14 December 2004The Guardian
As a young man, Recep Tayyip Erdogan was a gifted footballer; but not quite good enough to turn professional. So he concentrated on politics instead. Now Mr Erdogan is prime minister of Turkey.
EU leaders who must finally make a decision on Turkey's membership application at this week's Brussels summit may be wishing the skilful, determined Mr Erdogan had stuck to football.
In more than 40 years of trying, no previous Turkish leader has come this close to success. Several European governments, having accepted Ankara's bid in theory, are plainly uncomfortable at having their bluff called at last.
Fighting a rearguard action, opponents of accession talks are scrambling to impose last-minute conditions and get-out clauses. They suggest Turkey be offered "privileged partnership" rather than full membership. They say negotiations should be suspended if recent human rights improvements are reversed.
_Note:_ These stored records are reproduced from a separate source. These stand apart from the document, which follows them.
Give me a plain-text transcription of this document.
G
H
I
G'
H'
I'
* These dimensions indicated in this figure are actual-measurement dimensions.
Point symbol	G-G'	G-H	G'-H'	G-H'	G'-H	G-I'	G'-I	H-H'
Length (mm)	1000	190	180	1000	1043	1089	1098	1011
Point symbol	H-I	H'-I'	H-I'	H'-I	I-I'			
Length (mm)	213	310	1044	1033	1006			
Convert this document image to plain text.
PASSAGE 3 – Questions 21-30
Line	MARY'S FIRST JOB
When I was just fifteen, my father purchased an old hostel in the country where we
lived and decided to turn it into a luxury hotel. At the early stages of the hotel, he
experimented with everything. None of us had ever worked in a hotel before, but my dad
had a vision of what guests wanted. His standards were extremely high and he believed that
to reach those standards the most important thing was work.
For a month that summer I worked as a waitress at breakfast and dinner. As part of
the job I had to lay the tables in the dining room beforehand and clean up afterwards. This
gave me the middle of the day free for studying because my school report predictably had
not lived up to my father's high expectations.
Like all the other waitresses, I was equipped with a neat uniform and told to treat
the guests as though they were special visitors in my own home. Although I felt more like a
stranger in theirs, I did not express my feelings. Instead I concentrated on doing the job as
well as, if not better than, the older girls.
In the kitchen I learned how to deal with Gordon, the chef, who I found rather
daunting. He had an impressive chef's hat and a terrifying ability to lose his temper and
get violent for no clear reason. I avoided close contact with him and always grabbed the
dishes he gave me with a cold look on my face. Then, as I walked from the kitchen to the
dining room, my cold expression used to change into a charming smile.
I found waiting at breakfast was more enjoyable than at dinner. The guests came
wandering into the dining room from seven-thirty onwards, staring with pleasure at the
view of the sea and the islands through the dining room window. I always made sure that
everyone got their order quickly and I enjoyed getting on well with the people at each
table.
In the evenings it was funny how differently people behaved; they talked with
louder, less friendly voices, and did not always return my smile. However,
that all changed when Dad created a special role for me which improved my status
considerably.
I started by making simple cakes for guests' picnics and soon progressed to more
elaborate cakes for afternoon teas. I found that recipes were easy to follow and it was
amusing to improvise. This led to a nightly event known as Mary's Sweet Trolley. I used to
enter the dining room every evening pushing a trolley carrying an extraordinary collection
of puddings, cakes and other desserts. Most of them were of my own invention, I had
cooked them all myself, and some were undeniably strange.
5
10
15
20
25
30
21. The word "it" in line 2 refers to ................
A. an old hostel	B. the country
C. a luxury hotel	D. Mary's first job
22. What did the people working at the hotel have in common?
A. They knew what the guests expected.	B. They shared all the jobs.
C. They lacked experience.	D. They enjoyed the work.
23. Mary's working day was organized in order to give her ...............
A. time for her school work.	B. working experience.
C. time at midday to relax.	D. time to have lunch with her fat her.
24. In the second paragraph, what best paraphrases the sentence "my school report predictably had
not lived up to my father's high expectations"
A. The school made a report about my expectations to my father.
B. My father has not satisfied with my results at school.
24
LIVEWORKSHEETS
Some sceptics also want unprecedented permanent curbs on labour migration. Others propose an almost certainly fatal linkage with solving the convoluted Cyprus dispute. All would prolong membership talks for 10 or even 15 years.
Mr Erdogan is adamant that Turkey's 70 million people, who mostly favour joining the EU, will not accept second-class status. He points to numerous reforms enacted since he was elected last year, to fulfil the so-called Copenhagen membership criteria.
And he knows how to fight his corner. "We have done all that was demanded of us and the Europeans are still hesitating," Mr Erdogan said at the weekend. "That can clearly be called discrimination." Shin-pads may be needed in Brussels before the final whistle blows. In this not-so-beautiful game, all is not what it seems. Like most Turks, Mr Erdogan suspects that European concerns about farm subsidies and Kurdish radio stations conceal deeper prejudices.
These boil down to the fact that Turkey, however changed, remains overwhelmingly Muslim, historically hostile, and geographically Asian.
Worries about race, religion, identity and jobs are most evident in France, Germany and Austria, where public opposition is strongest.
In Germany, home to 2.5 million ethnic Turks, Edmund Stoiber's Bavarian Christian Socialists, allied to Angela Merkel's opposition Christian Democrats, have said they will blackball Turkey if they gain power in 2006. They crudely link Turkish membership to increased crime, terrorism and Islamist extremism.
In France, condescending claims by establishment figures such as Valéry Giscard d'Estaing that Turks could never be considered Europeans have lent a veneer of respectability to darker preoccupations.
As elsewhere in Europe, the French presidential pretender, Nicolas Sarkozy, appears set on using Turkey as a political football - part of wider campaign against multiculturalism. In two minds himself, President Jacques Chirac has promised a referendum.
Frits Bolkestein, the Dutch former EU commissioner, spoke revealingly when he warned earlier this year of the "Islamisation" of Europe. The Vatican's Cardinal Joseph Ratzinger came close to xenophobia in claiming that "Turkey has always represented another continent... in permanent contrast with Europe".
Such views from the mainstream have encouraged racist far-right parties in Austria and elsewhere. Last week they discussed forming a pan-European front to exploit the issue.
Yet according to many commentators, the reality is that Mr Erdogan, both devout Muslim and worldly-wise leader, has imperfectly achieved what many thought utterly impossible: the harnessing of Turkey's religious and secular (and military) traditions in joint pursuit of democratic modernisation.
Britain and others in the pro-Turkey camp, including the US (which has no vote but is lobbying hard), share this analysis. They also see Turkey, a Nato member, as a crucial bridge to Islam and the Middle East.
Having dangled prospective membership for so long, they say, there can be no going back now. For Europe, the game is up.
Thus almost despite itself, and possibly to its own surprise, the EU is expected to give Turkey the green light this week without imposing conditions that Ankara cannot accept.
Mr Erdogan may be no Zinedine Zidane. But he has political star quality. As EU defenders are learning, when he shoots, he usually scores.